Cuando uno se sumerge en el mes de septiembre, parece entrar en una especie de túnel del tiempo.
La vuelta al trabajo, a los colegios, y al ciclo de lo cotidiano, hacen que pronto parezcan muy lejanas las vacaciones que disfrutamos hace tan sólo unos cuantos días.
Para que los buenos momentos (como el moreno playero), perduren todo el año, hay que atesorarlos como oro en paño.
En esta ocasión, nuestro destino de salida y de llegada fue Venecia, teniendo como punto más alejado Estambul, y como compañero de viaje al eterno Mar Mediterráneo.

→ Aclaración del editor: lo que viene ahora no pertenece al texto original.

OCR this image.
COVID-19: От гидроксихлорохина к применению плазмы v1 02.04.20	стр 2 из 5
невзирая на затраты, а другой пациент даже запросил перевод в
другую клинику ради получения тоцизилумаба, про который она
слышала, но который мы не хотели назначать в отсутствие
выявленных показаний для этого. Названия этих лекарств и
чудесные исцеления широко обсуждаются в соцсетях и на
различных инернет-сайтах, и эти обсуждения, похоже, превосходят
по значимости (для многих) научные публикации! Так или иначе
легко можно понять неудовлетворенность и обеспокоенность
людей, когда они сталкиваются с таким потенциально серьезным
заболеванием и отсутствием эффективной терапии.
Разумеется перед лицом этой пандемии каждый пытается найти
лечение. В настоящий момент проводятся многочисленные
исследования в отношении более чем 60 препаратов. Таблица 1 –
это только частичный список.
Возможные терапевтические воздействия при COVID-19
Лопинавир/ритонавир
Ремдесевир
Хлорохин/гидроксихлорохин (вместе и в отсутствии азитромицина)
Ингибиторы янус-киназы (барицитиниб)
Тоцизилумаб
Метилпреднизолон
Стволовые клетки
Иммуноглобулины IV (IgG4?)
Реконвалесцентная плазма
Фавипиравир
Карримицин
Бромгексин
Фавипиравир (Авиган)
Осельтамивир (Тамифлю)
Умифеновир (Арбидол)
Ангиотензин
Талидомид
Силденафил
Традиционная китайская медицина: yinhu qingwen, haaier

La ciudad de Vivaldi, de Casanova y de Marco Polo, nos vio embarcar nuestras ilusiones hacia la lejana Turquía, buscando la encrucijada de culturas, historias, caminos y religiones universales. Sin olvidar las escalas intermedias en la bulliciosa Bari, la resucitada Dubrovnik, la griega y olímpica Olimpia, o la bíblica Éfeso, donde aún parecían resonar los pasos divinos de Jesús y María entre sus piedras milenarias.
Un espléndido periplo, que ha llenado nuestros pulmones de aromas a historia antigua, a aventura primigenia y a sol navegante y esplendoroso.
Y para terminar, de nuevo Venecia. Remedando la idea del eterno retorno, esa ciudad donde uno siempre desea volver o tal vez quedarse para siempre, como tratando de atrapar con las manos del corazón su inabarcable romanticismo, su belleza brutal y cautivadora.
Después de esta experiencia ninguno en casa seremos igual que antes. Todos hemos aprendido lo que vale un gran viaje, hacia el horizonte y hacia el interior.